With no sight of any Muggleovian agents anywhere we quickly made our way to an information board where we collected a whole host of numbers that we would need to calculate our next location. Having done this sort of thing quite a few times now, Shar was on to it and soon had a new set of coordinates a few hundred metres away. The nature reserve is on top of an old disused railway tunnel and our route took us right to a point above the mouth of the tunnel. At first we started heading down the steep embankment, using the handy but slippery steps provided, but it became apparent that we were not going to hit our mark this way. Instead we crossed over the top of the tunnel and tried the steps on the other side but soon we discovered that these too would lead us to the wrong place. Back up again and this time we branched off the path and into the trees following the arrow directly and trying not to slip down the steep bank to our left.
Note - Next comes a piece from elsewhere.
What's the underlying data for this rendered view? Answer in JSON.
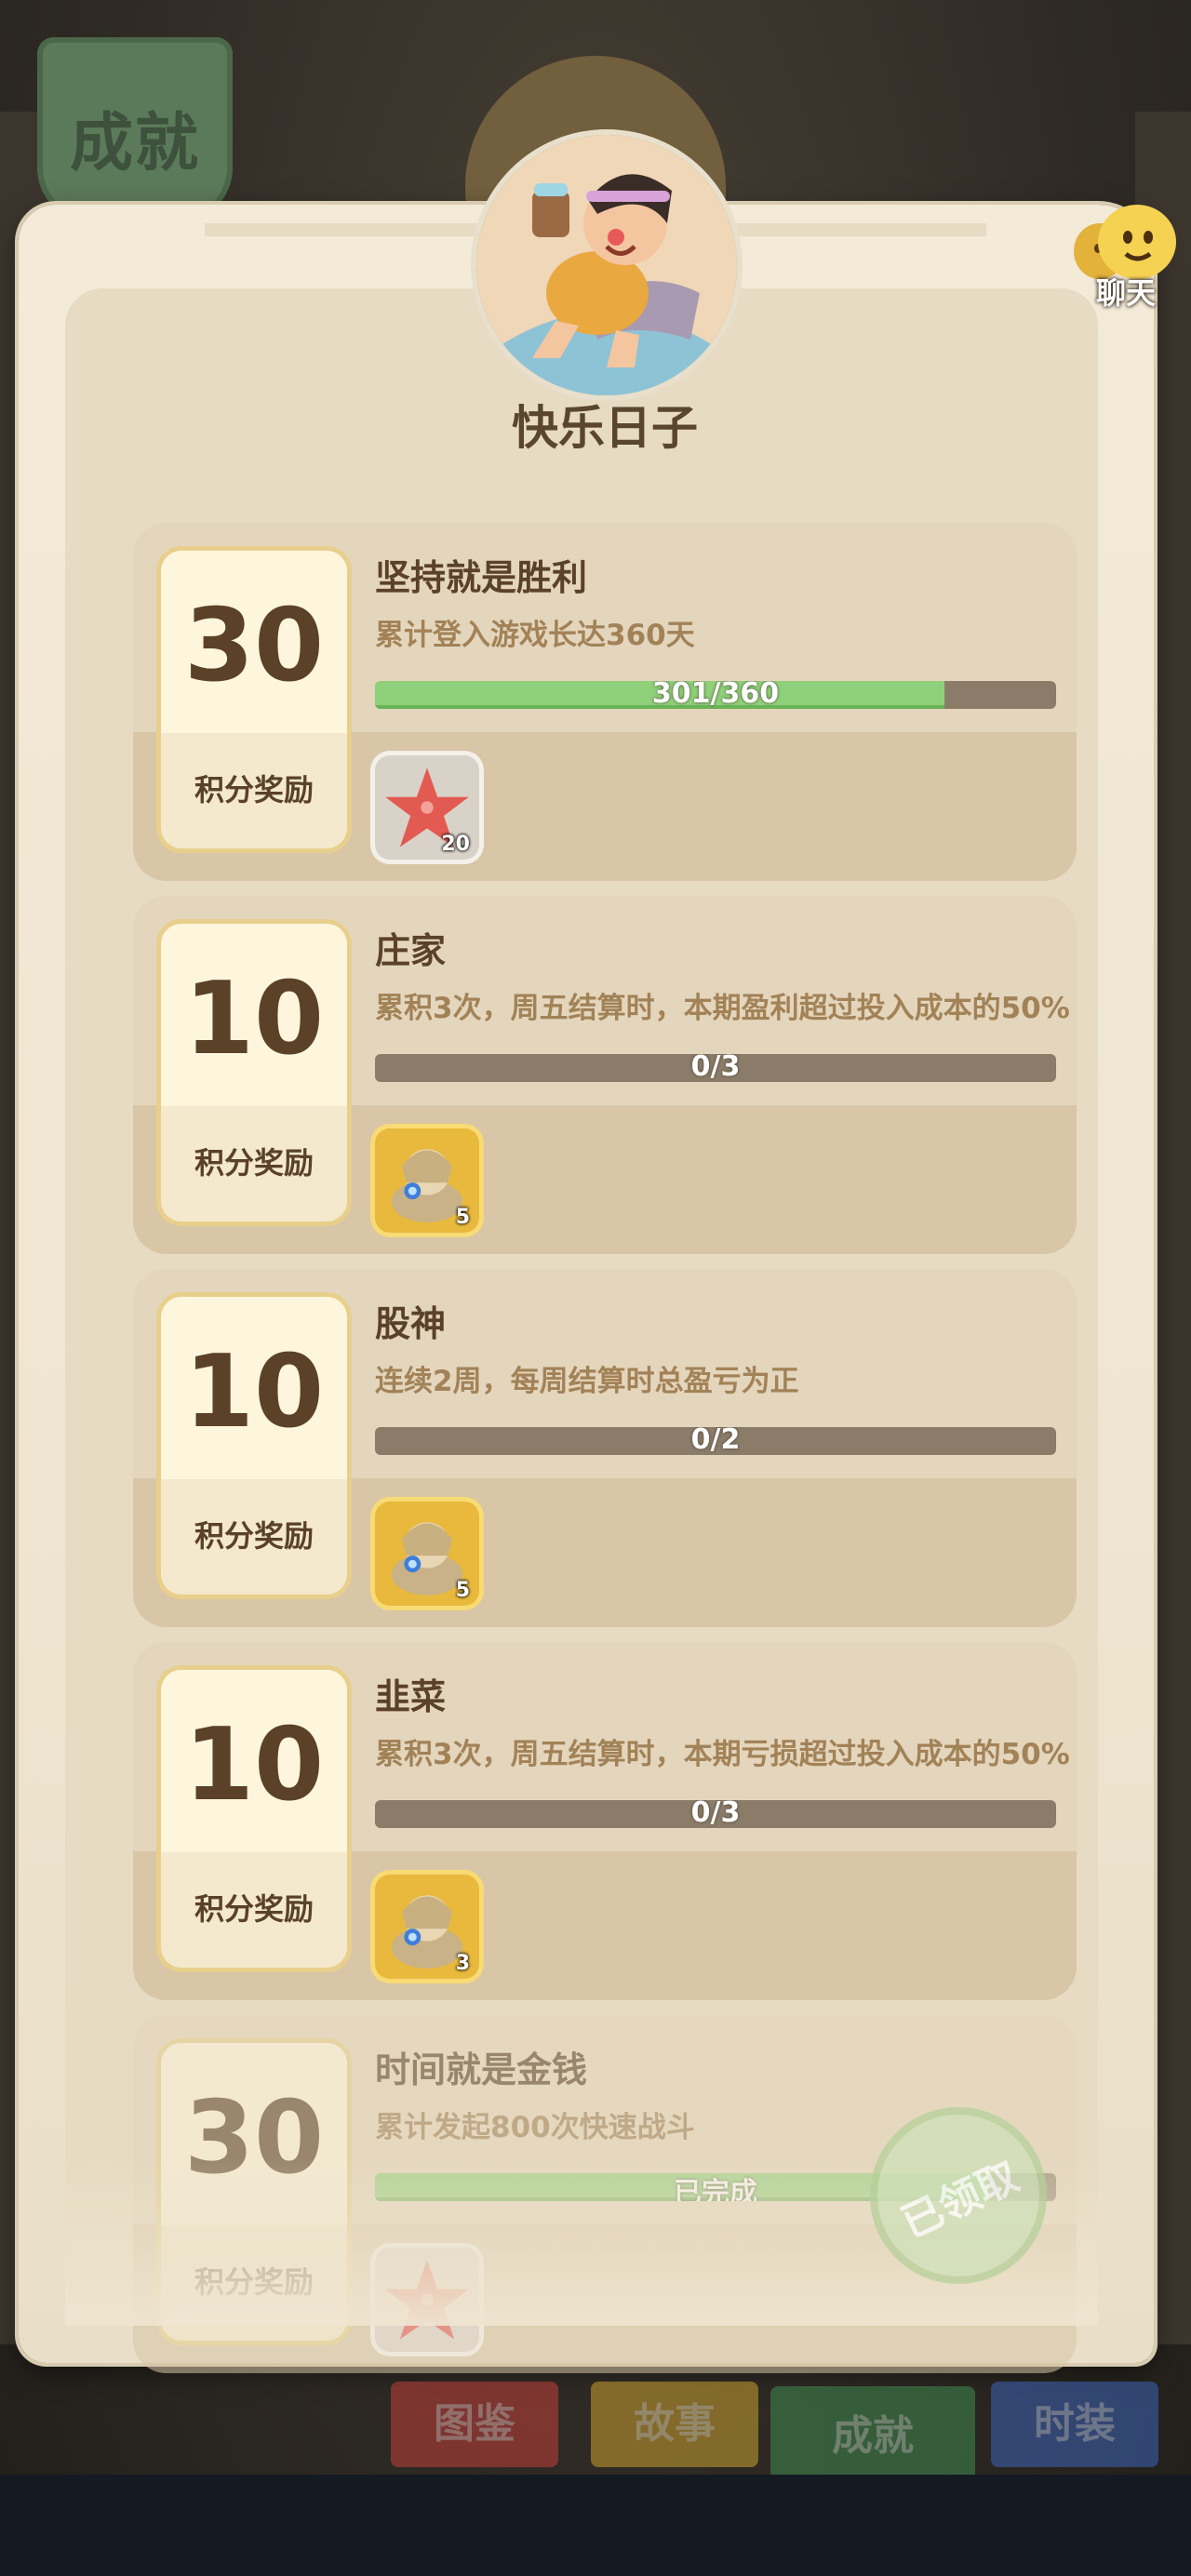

This time we were on the money and Sam soon spotted and retrieved a container from the trees. Expecting a new diary page that would send us on a drive somewhere else I was surprised when Sam pulled out a single laminated sheet that gave instructions to another site nearby. The instructions mentioned a grid reference and travelling a certain number of metres east and south from where we currently stood. This confused us for some time and we struggled with how to reach our goal. Travelling directly east or south from where we currently were was not an option and so we stood fumbling and bickering for a while to pass the time.
Eventually through a combination of logical deduction on my part and some good informed guessing on Shar’s, we formed a plan and headed off back to the noticeboard where we had collected the information previously. I then resorted to a bit of Pythagoras theorem to calculate the straight line distance from where we originally were to where we should be and we followed another path until the phones indicated that we were exactly that many metres away. A check of our distance from a second point I had calculated and with little hope of it being right, I said we were here. Sam then spotted a very likely hiding place that matched the hint we had been given and we all dared to think for just a second that we had got it right. Unfortunately we had to wait for a Muggleovian dog walker to naff off before we could check it out. Then I volunteered to cross over a metal wire fence that was at just the right height to remind me that being able to stand on tip toes was god’s gift to man. Safely over I stuck my hand in the hollow of the tree and was delighted to find a container holding our next diary page.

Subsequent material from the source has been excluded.